Automating screenshots for the Datasette documentation using shot-scraper
It’s very easy for feature screenshots in documentation for a web application to drift out-of-date with the latest design of the software itself.
shot-scraper is a command-line tool that aims to solve this.
You can use it to take one-off screenshots like this:
shot-scraper https://latest.datasette.io/ --height 800
Or you can define multiple screenshots in a single YAML file—let’s call this
- url: https://latest.datasette.io/ height: 800 output: index.png - url: https://latest.datasette.io/fixtures height: 800 output: database.png
And run them all at once like this:
shot-scraper multi shots.yml
This morning I used
shot-scraper to replace all of the existing screenshots in the Datasette documentation with up-to-date, automated equivalents.
I decided to use this as an opportunity to create a more detailed tutorial for how to use
shot-scraper for this kind of screenshot automation project.
Four screenshots to replace
Datasette’s documentation included four screenshots that I wanted to replace with automated equivalents.
full_text_search.png illustrates the full-text search feature:
advanced_export.png displays Datasette’s “advanced export” dialog:
binary_data.png displays just a small fragment of a table with binary download links:
facets.png demonstrates faceting against a table:
I’ll walk through each screenshot in turn.
I decided to use a different example for the new screenshot, because I don’t currently have a live instance for that table running against the most recent Datasette release.
I went with https://register-of-members-interests.datasettes.com/regmem/items?_search=hamper&_sort_desc=date—a search against the UK register of members interests for “hamper” (see Exploring the UK Register of Members Interests with SQL and Datasette).
The existing image in the documentation was 960 pixels wide, so I stuck with that and tried a few iterations until I found a height that I liked.
I installed shot-scraper and ran the following, in my
shot-scraper 'https://register-of-members-interests.datasettes.com/regmem/items?_search=hamper&_sort_desc=date' \ -h 585 \ -w 960
This produced a
register-of-members-interests-datasettes-com-regmem-items.png file which looked good when I opened it in Preview.

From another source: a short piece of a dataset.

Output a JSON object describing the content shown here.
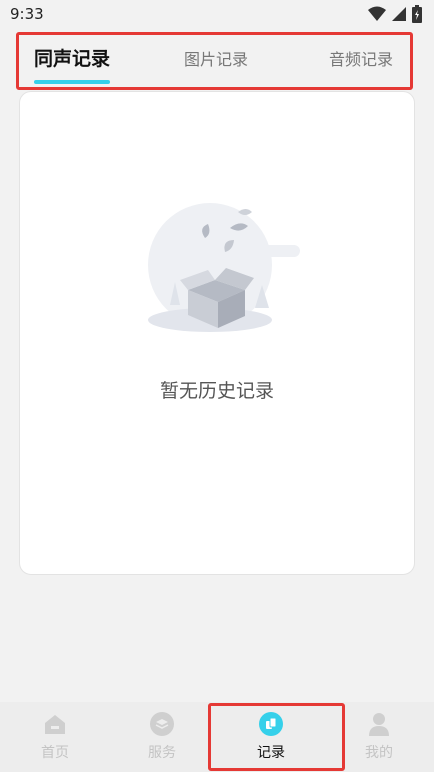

I turned that into the following YAML in my
- url: https://register-of-members-interests.datasettes.com/regmem/items?_search=hamper&_sort_desc=date height: 585 width: 960 output: regmem-search.png
shot-scraper multi shots.yml against that file produced this
This next image isn’t a full page screenshot—it’s just a small fragment of the page.
shot-scraper can take partial screenshots based on one or more CSS selectors. Given a CSS selector the tool draws a box around just that element and uses that to take the screenshot—adding optional padding.
Here’s the recipe for the advanced export box—I used the same
register-of-members-interests.datasettes.com example for it as this had enough rows to trigger all of the advanced options to be displayed:
shot-scraper 'https://register-of-members-interests.datasettes.com/regmem/items?_search=hamper' \ -s '#export' \ -p 10
-p 10 here specifies 10px of padding, needed to capture the drop shadow on the box.
Here’s the equivalent YAML:
- url: https://register-of-members-interests.datasettes.com/regmem/items?_search=hamper selector: "#export" output: advanced-export.png padding: 10
And the result:
This screenshot required a different trick.
I wanted to take a screenshot of the table on this page.
The full table looks like this, with three rows:
I only wanted the first two of these to be shown in the screenshot though.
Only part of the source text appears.